Portland, Ore. Surgically implanted pacemakers only last for about five years before their nonrechargeable batteries which draw current of less than a microamp must be replaced. And devices like microstimulators, whose milliamp-current flows require bulky rechargeable batteries, must be reimplanted surgically far more often.
Now a consortium of government, industry and academic organizations has developed a microstimulator with a tiny battery that can be recharged through the skin, enabling nonsurgical implantation for much longer periods of time.
The microstimulator is used to bridge broken nerve connections resulting from Parkinson's, epilepsy and spinal chord injuries and other conditions. "Any place you have a broken nerve connection, our device can supply the electrical impulse to complete the circuit," said emeritus professor Robert West. The microstimulator was enabled by a battery with a organosilicon core designed by West and his colleagues at the University of Wisconsin.
The consortium includes the University of Wisconsin's (Madison) Organosilicon Research Center, Argonne National Laboratory, Advanced Bionics, the Alfred Mann Foundation and Quallion.
"We estimate that the battery will last up to 15 years, because it's rechargeable by virtue of an induction coil built into it by Advanced Bionics," West said. "You simply place an external coil over the part of the body where the implant is, run current through it, and that is picked up by the implant's coil and recharges the battery."
The bionic device also has a wireless transceiver that permits doctors to monitor the battery's state from outside the body. By building battery-monitoring and -charging functions into the external electronics, the bionic device can selectively monitor and direct the recharging of multiple microstimulators.
The lithium-ion rechargeable battery was created with organic liquids, called organosilicon compounds, specifically for bionic implants.
"Our part was developing the electrolytes for the battery," said West. "We discovered that organosilicon compounds can make a big difference they can really extend the lifetime of lith-ium-ion batteries. They are also stable, nonflammable, nontoxic and pose no threat to the environment."
Organosilicons enable bionic batteries by using compounds composed of silicon and other natural materials, here designed to be electrolytes the electricity-conducting liquid that stores charge in a battery.
"We tweaked our organosilicon molecules for high conductivity and stability, enabling ions to go through it very easily," said West.
Today's microstimulators are so large that they have to be implanted and removed periodically to have their batteries replaced. These batteries are rechargeable through the skin, since nonrechargeables can't supply enough current, but they have be encapsulated to prevent them from leaking harmful chemicals. In contrast, the organosilicon-based bionic batteries contain no harmful chemicals and thus do not require a bulky case. In fact, the resulting implant is so small that it does not even require surgery to be inserted inside the body.

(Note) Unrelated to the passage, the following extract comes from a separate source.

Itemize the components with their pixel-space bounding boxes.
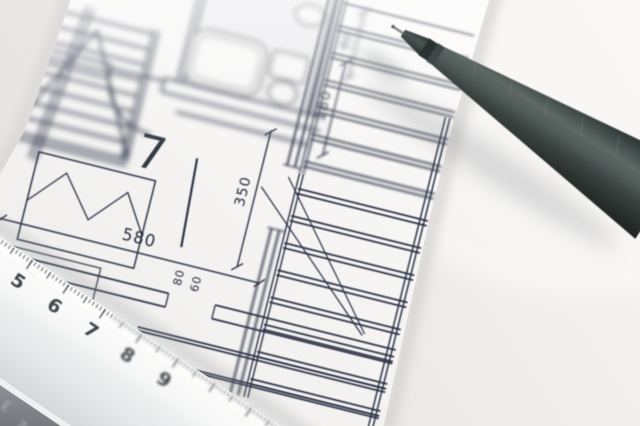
photo-scene: 80 180 xyxy=(0,0,640,426)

"Our device is so small that it can be implanted without surgery using an instrument that's like a needle," said West. "It's just a little thicker than pencil lead and about an inch long."
The bionic battery was patented through the Wisconsin Alumni Research Foundation and licensed to a startup company, Polyron Inc. Funding for developing the organosilicon compounds was provided by the National Institute of Standards and Technology.